I'm trying to generate interfaces from Open-API specification and I have a Gradle plugin:
implementation(
"org.springdoc:springdoc-openapi-ui:1.5.12",
"org.openapitools:openapi-generator-gradle-plugin:5.3.0"
)
def apiFile = "$rootDir/src/main/resources/openapi/api.yml"
task buildOpenApi(type: GenerateTask) {
generatorName = "spring"
inputSpec = apiFile
outputDir = "$buildDir/generated"
groupId = "$project.group"
id = "$project.name-java-client"
version = "$project.version"
apiPackage = "com.example.my.api"
modelPackage = "com.example.my.model"
configOptions = [
interfaceOnly: "true",
openApiNullable: "false",
skipDefaultInterface: "true"
]
globalProperties = [
apis: "",
models: ""
]
enablePostProcessFile = true
skipOverwrite = false
}
compileJava.dependsOn(buildOpenApi)
sourceSets.main.java.srcDirs = ['build/generated/src','src/main/java']
And have an api.yml
file that is located in src/main/resources/openapi/api.yml
. When I run ./gradlew clean compileJava
, it generates me correct interfaces to the build directory, so I can implement them.
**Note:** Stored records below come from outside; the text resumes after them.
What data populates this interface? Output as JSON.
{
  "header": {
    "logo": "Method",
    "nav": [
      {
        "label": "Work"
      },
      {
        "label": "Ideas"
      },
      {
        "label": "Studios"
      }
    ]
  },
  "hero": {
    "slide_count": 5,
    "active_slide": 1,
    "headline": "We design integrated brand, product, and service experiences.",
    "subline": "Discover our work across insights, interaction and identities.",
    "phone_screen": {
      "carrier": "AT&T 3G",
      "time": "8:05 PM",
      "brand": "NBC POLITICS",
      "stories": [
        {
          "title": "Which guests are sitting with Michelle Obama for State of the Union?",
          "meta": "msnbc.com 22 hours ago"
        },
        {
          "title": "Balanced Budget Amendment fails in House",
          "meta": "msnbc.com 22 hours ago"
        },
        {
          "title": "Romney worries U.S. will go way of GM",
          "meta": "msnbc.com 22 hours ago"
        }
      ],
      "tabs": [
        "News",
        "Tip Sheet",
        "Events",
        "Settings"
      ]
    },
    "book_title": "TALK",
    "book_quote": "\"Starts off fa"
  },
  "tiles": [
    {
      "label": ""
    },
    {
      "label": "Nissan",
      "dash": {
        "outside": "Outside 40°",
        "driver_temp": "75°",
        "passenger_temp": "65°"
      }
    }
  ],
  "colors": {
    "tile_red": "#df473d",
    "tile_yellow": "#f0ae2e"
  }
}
But when I launch my application and go to http://localhost:8080/swagger-ui.html
I see swagger automatically generated from my controller classes, but not from api.yml
file - I mean, it doesn't have any descriptions, examples and so on
How to make swagger built from my api.yml file, not from controller source code?
CodePudding user response:
The correct way is not to expect swagger from implemented interfaces, but build it from api.yml
file. This config in application.yml
helped me:
springdoc:
api-docs:
enabled: false
path: /api-docs
swagger-ui:
disable-swagger-default-url: true
url: /api.yml
path: /api-docs
Now swagger available at localhost:8080/api-docs